The process of transfer will not be an instantaneous one

In addition to the wide-ranging Northern Ireland (Miscellaneous Provisions] Bill introduced in the Commons today, Secretary of State for Wales and Northern Ireland, Peter Hain has released what is described as a discussion document on the devolving of policing and justice powers[pdf file], according to the NIO statement, “The discussion document sets out the specific powers that Government thinks should be devolved and how these could operate including the concept of policing precept.” Update The policing precept refers to, as the accompanying written statement says, “giving the Assembly the power to raise revenue for policing from a policing precept, as is the case in England, Scotland and Wales.”The document also ends with a reminder of the built-in delays in the process of devolving those powers –

Next Steps & Implementation

19.1 The Government fully accepts, under the Belfast (Good Friday) Agreement, the desirability of devolving policing and justice on a basis that is “robust and workable and broadly supported by the parties”. It confirmed that view in response to the Patten Report. The legislation going through Parliament will enable devolution to be delivered by secondary legislation when the circumstances are right.

19.2 The Bill enhances the arrangements already set out in the Northern Ireland Act 1998 (section 4) for further devolution. Section 4 allows the Secretary of State, by Order, to devolve reserved matters, but only if the Assembly has passed a resolution, with a crosscommunity vote, requesting it. This therefore requires the parties in the Assembly to have come to an agreement about whether or not the time is right to request further devolution, about what should be devolved and about the departmental structures that should be put in place to receive the new functions. It is only at the point when these decisions have been taken that it will be possible to set in place the detailed implementation plan – and to draw up the secondary legislation – required to effect the transfer.[added emphasis]

19.3 The process of transfer will not be an instantaneous one, as there are a number of administrative and contractual changes that would need to be made in order to make the policing and justice machinery operate effectively in a devolved context. Without a definitive decision on the precise scope of devolution and the departmental structures that the Assembly will wish to put in place, it is difficult to give a clear
estimate of the lead time. Much depends on how quickly the parties can agree the detail of structures and scope of devolution.[added emphasis]

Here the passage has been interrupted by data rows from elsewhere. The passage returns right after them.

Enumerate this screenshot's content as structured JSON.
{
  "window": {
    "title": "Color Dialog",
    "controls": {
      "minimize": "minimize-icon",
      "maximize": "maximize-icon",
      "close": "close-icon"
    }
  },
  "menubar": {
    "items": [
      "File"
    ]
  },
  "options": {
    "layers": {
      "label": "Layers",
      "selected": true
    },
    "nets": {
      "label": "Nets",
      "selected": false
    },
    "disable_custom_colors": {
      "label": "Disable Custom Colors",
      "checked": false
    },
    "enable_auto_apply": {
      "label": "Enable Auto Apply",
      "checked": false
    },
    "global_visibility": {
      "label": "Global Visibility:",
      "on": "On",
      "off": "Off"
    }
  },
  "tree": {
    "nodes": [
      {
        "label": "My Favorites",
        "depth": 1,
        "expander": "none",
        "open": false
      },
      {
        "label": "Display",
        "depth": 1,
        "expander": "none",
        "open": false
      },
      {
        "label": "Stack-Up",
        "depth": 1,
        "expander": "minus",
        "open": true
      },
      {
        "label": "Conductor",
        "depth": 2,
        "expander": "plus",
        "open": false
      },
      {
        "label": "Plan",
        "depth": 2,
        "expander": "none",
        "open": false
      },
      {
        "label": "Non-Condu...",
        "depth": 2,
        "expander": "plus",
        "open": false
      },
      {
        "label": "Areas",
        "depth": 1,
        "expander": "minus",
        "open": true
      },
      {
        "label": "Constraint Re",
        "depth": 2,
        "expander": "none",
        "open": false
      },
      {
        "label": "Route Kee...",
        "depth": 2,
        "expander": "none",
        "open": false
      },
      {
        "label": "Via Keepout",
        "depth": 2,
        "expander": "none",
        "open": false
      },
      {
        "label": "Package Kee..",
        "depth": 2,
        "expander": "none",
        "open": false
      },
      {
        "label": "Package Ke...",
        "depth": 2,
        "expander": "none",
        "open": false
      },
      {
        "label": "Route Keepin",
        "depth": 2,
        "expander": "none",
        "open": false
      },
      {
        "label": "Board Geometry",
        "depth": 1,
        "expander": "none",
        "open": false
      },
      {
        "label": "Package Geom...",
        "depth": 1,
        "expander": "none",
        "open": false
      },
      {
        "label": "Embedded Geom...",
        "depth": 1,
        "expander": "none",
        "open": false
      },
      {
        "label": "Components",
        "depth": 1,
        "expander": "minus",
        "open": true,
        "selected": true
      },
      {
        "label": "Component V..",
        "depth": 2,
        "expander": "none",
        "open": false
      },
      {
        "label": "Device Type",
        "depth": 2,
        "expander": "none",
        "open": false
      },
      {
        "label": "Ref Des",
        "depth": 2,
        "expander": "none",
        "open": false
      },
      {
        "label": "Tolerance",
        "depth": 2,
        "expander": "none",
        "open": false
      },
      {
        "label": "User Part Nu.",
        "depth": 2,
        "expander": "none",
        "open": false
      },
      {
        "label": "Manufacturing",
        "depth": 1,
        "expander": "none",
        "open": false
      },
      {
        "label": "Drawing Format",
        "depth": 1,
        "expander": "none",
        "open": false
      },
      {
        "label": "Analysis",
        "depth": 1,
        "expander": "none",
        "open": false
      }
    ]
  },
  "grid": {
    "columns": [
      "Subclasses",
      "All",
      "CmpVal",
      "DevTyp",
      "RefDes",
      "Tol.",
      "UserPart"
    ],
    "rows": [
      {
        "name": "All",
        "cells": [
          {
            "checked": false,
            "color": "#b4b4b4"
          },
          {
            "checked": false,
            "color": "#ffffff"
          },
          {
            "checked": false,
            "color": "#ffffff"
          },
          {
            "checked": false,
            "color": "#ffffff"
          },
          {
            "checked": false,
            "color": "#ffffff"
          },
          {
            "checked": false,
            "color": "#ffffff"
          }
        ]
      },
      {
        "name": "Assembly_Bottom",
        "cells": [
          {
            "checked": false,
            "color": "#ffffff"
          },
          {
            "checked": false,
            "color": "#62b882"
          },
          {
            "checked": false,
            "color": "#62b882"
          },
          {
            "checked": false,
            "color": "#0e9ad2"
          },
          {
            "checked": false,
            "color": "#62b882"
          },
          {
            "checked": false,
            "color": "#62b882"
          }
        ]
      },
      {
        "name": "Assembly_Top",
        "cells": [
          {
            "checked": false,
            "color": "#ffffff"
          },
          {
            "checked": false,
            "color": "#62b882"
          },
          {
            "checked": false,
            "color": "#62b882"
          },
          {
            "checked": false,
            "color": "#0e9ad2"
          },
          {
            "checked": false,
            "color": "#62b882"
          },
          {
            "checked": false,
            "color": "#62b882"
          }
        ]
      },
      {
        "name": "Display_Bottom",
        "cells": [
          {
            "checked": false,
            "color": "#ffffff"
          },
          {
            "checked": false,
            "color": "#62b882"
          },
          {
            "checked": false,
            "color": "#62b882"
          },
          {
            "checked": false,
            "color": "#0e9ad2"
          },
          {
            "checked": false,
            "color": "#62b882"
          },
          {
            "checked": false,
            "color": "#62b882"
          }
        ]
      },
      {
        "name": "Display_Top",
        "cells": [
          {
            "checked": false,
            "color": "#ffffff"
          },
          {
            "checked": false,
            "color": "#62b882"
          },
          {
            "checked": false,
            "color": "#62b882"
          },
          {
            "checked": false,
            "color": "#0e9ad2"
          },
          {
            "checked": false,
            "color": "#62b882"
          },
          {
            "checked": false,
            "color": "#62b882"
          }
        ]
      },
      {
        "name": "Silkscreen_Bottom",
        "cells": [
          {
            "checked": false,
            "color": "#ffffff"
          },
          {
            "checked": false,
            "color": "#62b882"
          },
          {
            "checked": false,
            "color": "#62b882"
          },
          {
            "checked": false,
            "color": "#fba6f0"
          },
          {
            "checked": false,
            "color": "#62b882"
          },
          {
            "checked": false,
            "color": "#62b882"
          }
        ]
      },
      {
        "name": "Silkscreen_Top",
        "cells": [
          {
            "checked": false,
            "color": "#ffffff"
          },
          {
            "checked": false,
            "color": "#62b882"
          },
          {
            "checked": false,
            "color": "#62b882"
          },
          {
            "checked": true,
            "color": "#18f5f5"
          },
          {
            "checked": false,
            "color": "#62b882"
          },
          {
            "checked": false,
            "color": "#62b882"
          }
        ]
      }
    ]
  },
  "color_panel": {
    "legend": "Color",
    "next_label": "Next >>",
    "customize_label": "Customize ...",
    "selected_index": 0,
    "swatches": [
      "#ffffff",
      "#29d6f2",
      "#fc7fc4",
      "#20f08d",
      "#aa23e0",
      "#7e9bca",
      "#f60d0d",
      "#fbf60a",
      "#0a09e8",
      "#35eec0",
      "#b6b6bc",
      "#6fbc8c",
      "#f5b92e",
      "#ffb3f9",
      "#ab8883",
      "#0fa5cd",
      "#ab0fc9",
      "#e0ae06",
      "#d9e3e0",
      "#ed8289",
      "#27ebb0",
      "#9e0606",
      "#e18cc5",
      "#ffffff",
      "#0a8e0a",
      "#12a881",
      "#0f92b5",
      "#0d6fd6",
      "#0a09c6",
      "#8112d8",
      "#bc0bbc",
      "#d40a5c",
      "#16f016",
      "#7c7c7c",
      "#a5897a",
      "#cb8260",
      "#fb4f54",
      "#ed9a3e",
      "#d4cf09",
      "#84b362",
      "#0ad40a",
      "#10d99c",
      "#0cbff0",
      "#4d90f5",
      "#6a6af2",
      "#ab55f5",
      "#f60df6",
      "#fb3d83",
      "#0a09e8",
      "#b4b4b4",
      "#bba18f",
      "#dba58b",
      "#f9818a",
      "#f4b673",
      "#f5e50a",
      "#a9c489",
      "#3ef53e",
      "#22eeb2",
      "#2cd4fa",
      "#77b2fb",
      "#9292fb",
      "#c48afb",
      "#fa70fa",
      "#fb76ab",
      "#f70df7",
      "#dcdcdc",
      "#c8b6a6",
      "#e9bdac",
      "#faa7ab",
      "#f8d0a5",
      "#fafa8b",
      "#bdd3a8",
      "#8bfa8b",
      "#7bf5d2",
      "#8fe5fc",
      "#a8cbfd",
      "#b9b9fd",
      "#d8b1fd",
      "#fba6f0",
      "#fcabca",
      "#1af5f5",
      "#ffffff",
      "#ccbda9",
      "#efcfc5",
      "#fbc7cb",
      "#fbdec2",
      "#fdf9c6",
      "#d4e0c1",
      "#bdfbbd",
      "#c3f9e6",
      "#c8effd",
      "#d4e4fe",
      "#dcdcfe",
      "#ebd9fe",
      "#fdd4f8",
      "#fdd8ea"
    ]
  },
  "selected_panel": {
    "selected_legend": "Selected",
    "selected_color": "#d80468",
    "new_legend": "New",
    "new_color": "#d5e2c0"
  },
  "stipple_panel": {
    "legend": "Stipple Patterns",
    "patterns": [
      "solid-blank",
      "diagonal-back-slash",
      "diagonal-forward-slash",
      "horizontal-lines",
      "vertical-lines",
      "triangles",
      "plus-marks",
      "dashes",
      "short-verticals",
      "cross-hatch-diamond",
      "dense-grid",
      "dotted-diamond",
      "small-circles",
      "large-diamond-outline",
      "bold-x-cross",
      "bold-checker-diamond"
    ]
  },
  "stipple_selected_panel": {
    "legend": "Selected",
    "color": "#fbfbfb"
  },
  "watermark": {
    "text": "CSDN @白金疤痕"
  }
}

19.4 It is for this reason that the Government wants to encourage the parties represented at the Assembly to start considering these issues in some detail, both internally and in discussion with each other. The Government aims to discuss the possibilities with the parties over the coming weeks with a view to facilitating wider dialogue.

And this is what the NI (Miscellaneous Provisions) Bill proposes to say on devolving those powers –

19 Department with policing and justice functions

35 [1] After section 21 of the 1998 Act insert—

“21A Northern Ireland department with policing and justice functions
(1) This section applies if an Act of the Assembly—
(a) establishes a new Northern Ireland department; and
(b) provides that the purpose of the Department is to exercise functions consisting wholly or mainly of devolved policing and justice functions.

(2) The Act of the Assembly may (but need not) make provision of the kind mentioned in subsection (3) or (4).

(3) The Act may provide for the department to be in the charge of two Northern Ireland Ministers acting jointly.

(4) The Act may provide—
(a) for the department to be in the charge of a Northern Ireland Minister who is supported by a junior Minister; and
(b) for the persons holding those offices to rotate at intervals determined by or under the Act, so that the person who was the Minister in charge of the department becomes the junior Minister and the person who was the junior Minister becomes the Minister.

(5) Schedule 4A (provisions relating to a department with devolved policing and justice functions) shall have effect.

(6) In this section “devolved policing and justice function” means a function relating to a matter which—
(a) is a transferred matter by virtue of an Order under section 4; and
(b) satisfies the condition in subsection (7).

(7) The condition is that, immediately before the matter became a transferred matter, it fell within a description specified in—
(a) any of paragraphs 9 to 12, 14A to 15A and 17 of Schedule 3; or
(b) any other provision of that Schedule designated for this purpose by an order made by the Secretary of State.”

[2] After Schedule 4 to the 1998 Act insert the Schedule 4A set out in Schedule 2 to this Act.

[3] In this Part “the 1998 Act” means the Northern Ireland Act 1998 (c. 47).